À l’approche de chaque échéance électorale, la société ivoirienne se retrouve dans une atmosphère particulière, marquée par la méfiance, les calculs sociaux et un climat d’anticipation de la crise. Ce phénomène n’est pas anodin : il trouve ses racines dans les traumatismes collectifs laissés par les violences politiques des deux dernières décennies.
Un pays marqué par la mémoire des conflits
Les élections de 2000, la crise post-électorale de 2010-2011 et les épisodes de tensions communautaires ont profondément marqué la conscience collective. La nouvelle génération, qui a grandi dans ces contextes d’instabilité, a hérité de la peur de l’exclusion, de la suspicion et du sentiment que la politique peut, à tout moment, faire basculer la vie quotidienne dans la violence.

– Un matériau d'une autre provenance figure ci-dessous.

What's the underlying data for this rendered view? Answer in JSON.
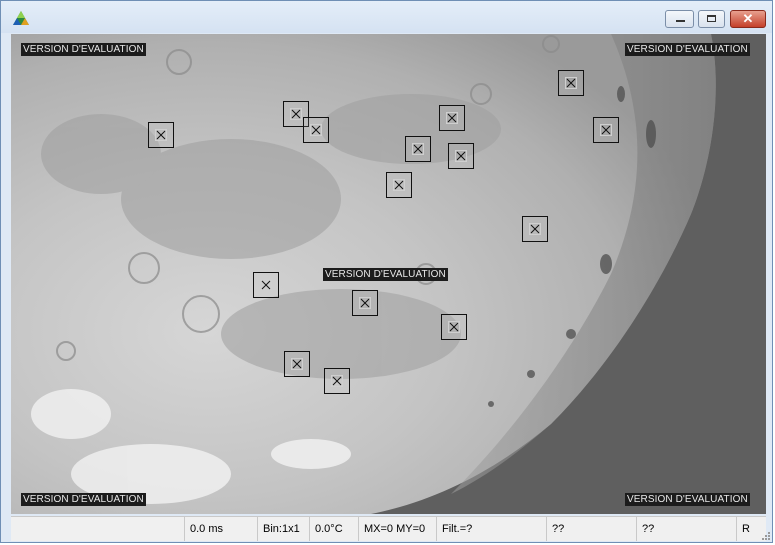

Une nature conviviale fragilisée par la politique
Dans leurs habitudes et leur caractère, les Ivoiriens forment un peuple simple, convivial, accueillant et peu enclin à l’animosité gratuite. La convivialité quotidienne, le sens de l’humour et la solidarité demeurent des marqueurs forts de la société. Mais hélas, la politique, avec ses logiques de pouvoir, d’influence et de manipulation, a contribué à fracturer et sectariser cette nature. Elle a transformé des différences d’opinion en lignes de division identitaire, installant une méfiance parfois artificielle dans un tissu social pourtant naturellement pacifique.
Le réflexe de choisir son camp
Ce poids de l’histoire explique pourquoi, en période pré-électorale, beaucoup d’Ivoiriens se sentent contraints de « choisir leur camp ». Non pas toujours par conviction idéologique, mais par stratégie de protection. L’idée est simple : en cas de dérapage ou de crise armée, être identifié à un camp politique ou communautaire peut constituer un « bouclier » pour éviter d’être pris pour cible.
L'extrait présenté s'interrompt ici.